Façonner le monde, c’est oser savoir le présenter tel qu’il est, avec son cortège de drames et de disparitions, de découvertes et de joies, pour ne pas oublier les technologies surgissant du travail de recherche des passionnés. C’est ainsi que la photo est née : Nicéphore Niépce découvre la photo en 1816, Louis Daguerre l’utilise entre 1826 et 1833 sous la forme du daguerréotype. L’image est saisie à long terme, l’instant vit des moments de gloire, y compris de nos jours. Un bel exemple de démarche, dont on peut rendre compte avec difficulté car la matière est accablante, de la part de ce brillant couple d’universitaires, Braunstein-Pépin, qui range dans ce grand tome l’histoire du monde avec une précision aristotélicienne, une pédagogie certaine et une expérience culturelle témoignant d’une rare ouverture, même de nos jours.

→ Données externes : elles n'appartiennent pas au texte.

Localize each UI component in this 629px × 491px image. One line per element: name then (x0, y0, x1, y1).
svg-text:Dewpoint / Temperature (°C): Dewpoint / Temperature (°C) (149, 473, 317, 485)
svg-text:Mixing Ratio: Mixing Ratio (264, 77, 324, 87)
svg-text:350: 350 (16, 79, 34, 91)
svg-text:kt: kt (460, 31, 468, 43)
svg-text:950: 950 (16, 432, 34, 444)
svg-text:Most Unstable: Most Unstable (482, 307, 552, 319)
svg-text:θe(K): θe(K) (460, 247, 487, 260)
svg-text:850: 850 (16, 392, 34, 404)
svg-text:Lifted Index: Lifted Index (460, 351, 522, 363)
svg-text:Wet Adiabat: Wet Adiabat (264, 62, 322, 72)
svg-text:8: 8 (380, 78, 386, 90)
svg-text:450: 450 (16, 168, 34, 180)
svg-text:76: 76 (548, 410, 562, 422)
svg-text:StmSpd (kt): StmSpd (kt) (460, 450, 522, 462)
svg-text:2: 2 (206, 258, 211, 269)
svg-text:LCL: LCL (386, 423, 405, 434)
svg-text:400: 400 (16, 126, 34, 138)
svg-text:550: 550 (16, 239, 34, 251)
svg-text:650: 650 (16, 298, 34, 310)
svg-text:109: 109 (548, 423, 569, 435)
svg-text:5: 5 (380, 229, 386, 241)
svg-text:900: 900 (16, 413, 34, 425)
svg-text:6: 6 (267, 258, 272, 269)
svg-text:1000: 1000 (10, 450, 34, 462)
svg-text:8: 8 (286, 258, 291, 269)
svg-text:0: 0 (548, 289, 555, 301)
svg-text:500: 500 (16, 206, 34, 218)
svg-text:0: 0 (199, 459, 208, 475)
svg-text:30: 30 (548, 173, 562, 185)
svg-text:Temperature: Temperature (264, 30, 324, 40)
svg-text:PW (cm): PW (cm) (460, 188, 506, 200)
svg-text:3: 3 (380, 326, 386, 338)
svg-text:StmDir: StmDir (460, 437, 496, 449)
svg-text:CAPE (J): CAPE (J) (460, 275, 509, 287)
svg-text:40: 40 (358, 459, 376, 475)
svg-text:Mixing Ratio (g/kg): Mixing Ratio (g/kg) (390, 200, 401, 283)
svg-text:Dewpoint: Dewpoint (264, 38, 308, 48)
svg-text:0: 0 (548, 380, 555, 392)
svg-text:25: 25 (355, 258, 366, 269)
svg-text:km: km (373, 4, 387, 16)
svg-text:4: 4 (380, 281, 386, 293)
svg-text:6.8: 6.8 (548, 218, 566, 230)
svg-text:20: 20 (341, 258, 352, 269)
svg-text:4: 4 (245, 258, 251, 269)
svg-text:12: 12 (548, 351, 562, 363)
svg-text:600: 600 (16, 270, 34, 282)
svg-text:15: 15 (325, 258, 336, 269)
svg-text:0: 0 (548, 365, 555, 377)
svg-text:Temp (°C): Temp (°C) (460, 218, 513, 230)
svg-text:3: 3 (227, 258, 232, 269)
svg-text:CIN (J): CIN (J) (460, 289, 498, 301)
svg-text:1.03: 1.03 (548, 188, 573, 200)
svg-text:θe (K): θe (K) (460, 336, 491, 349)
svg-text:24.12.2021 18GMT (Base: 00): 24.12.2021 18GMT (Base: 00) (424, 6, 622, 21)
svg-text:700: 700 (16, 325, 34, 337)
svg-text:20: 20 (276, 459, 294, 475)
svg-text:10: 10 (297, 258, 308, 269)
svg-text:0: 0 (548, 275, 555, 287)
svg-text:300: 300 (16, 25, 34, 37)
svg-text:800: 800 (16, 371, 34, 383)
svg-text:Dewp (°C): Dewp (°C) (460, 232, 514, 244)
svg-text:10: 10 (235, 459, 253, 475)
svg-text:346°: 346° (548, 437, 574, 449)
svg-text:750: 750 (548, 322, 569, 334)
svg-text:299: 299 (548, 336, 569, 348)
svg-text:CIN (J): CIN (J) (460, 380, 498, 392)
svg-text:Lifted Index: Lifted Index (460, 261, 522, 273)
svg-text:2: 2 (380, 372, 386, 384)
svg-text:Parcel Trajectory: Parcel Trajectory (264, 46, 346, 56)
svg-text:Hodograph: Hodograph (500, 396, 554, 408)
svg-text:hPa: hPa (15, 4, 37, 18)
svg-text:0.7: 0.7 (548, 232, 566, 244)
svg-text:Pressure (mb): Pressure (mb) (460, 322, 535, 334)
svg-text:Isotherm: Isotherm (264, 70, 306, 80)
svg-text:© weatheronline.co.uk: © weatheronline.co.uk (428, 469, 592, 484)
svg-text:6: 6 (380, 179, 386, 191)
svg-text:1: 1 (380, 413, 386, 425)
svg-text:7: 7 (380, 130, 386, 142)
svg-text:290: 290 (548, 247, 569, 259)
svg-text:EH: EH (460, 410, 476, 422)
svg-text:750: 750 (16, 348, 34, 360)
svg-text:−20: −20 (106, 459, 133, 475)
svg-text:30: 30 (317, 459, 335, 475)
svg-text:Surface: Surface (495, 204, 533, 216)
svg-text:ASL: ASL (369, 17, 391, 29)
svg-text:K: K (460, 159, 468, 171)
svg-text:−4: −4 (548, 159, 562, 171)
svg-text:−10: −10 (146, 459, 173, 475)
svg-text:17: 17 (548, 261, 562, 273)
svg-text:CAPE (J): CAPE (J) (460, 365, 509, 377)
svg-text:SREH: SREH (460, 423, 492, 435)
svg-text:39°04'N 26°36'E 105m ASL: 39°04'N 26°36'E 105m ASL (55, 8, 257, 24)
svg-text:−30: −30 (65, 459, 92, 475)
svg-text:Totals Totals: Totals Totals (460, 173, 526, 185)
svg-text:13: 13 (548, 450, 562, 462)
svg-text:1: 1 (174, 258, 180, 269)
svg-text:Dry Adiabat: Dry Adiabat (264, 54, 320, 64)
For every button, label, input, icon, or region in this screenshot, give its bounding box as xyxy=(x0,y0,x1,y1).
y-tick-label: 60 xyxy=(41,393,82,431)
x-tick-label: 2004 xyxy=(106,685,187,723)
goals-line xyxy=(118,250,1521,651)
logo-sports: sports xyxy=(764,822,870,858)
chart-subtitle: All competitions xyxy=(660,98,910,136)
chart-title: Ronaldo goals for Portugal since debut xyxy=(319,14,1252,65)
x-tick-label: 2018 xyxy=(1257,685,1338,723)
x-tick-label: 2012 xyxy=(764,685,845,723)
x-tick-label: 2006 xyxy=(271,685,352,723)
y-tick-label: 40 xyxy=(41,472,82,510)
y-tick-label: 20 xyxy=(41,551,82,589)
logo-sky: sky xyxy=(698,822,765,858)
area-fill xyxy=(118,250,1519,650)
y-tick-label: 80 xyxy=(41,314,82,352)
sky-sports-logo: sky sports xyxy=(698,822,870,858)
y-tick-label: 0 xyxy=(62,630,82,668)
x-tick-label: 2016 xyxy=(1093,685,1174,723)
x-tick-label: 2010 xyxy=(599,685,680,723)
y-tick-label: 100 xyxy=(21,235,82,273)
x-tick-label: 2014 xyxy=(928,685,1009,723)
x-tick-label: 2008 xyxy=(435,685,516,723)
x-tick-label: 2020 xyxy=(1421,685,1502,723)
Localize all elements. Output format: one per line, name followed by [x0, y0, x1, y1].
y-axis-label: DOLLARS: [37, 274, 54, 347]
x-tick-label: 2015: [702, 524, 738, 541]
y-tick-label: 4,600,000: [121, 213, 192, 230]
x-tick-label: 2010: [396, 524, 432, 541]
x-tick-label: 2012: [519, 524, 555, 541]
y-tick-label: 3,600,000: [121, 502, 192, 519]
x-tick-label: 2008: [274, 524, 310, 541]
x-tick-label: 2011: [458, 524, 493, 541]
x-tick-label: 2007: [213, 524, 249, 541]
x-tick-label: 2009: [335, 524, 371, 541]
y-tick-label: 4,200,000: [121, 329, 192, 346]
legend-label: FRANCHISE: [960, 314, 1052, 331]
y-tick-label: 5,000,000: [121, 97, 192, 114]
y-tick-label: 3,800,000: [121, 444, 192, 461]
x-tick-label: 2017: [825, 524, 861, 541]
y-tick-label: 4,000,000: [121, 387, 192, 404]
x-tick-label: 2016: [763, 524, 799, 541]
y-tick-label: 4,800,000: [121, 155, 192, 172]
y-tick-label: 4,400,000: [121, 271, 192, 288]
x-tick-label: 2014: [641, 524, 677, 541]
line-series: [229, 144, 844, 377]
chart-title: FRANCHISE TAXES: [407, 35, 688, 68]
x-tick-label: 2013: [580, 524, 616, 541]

Retracer l’histoire de cet ouvrage, c’est aussi retracer l’histoire de l’alphabet qu’on utilise. Les Romains, se fondant sur l’écriture étrusque, ont fait surgir leur fameux alphabet dont on se sert depuis plus de 2000 ans. Mais, à l’origine, ce sont les Phéniciens de Byblos qui avaient inventé la première écriture alphabétique qui ne notait pas les voyelles, d’où les alphabets hébreu, araméen et arabe. De l’autre côté, les Grecs notent les voyelles, d’où la naissance de leur célèbre alphabet. De plus, les hiéroglyphes avaient inspiré les Phéniciens, donc l’Egypte se présente encore une fois comme une civilisation fondamentale. Sans doute, la Phénicie et la Grèce bénéficient-elles d’un bon nombre de pages dans cette œuvre : on y retrouve leurs alphabets et leurs arts, leurs religions et leurs écrits, leurs grandes dates et leur évolution.

C’est pour dire ce que nous devons à nos ancêtres, ayant habité cet espace proche-oriental et ayant eu le goût de l’innovation et de la technologie. Et parmi ces faits de haute technologie, notre alphabet. Le guide 1 kilo de culture générale y recourt, lui-aussi, dans ses millions de signes pour transmettre des dizaines de milliers d’informations, thésaurisées, certainement, pour une très longue période. Le savoir s’y retrouve bien.

La cinquième partie est consacrée aux temps modernes: les bouleversements de la Renaissance, les développements dans les grands pays présentés de manière détaillée et le siècle des Lumières. Les informations sur la littérature, la musique, les religions et ses guerres, la situation politique, la naissance d’un nouveau monde et tant d’autres brossent un portrait de cette période. L’Espagne, la France, la Russie, l’Allemagne et l’Angleterre, l’Italie et l’Empire Ottoman trouvent leur place de choix, mais aussi l’Ethiopie au XVIIIe siècle. La philosophie de ces époques, avec ses combats dont on ressent l’écho de nos jours, est prise en compte avec ses données essentielles et les grandes figures qui ont fait bouger notre monde.

L’époque contemporaine est présentée du point de vue des événements nouveaux (les guerres, mais aussi la naissance des surpuissances), sans oublier les littératures ou les sciences humaines. Un fait remarquable : treize sous-chapitres du chapitre XXXIII sont consacrés aux littératures, des grands débats littéraires en France depuis 1945 jusqu’à la littérature indienne contemporaine, en passant par la littérature yiddish (Singer) ou par celle arabe, sans oublier les littératures de l’Amérique du Sud. Trois index (des noms, des œuvres et des lieux) facilitent la lecture de ce grand ouvrage de Florence Braunstein et Jean-François Pépin.

Passionnant, plus que documenté, 1 kilo de culture attend ses lecteurs. Un chiffre qui en dit beaucoup de la réception de ce livre dans l’espace français: plus de 100 000 exemplaires vendu jusqu’à ce jour-ci. Heureux auteurs, heureux lecteurs! Florence Braunstein et Jean-François Pépin accomplissent un devoir de culture avec une abnégation spécifique aux esprits les plus illuminés. La grande culture est servie, nous, les lecteurs, aussi. Lire ce livre, c’est essayer de saisir notre entendement et celui de notre monde. Osez savoir!

Florence Braunstein et Jean-François Pépin, 1kilo de culture générale, PUF, Paris, 2014, 1680 pages.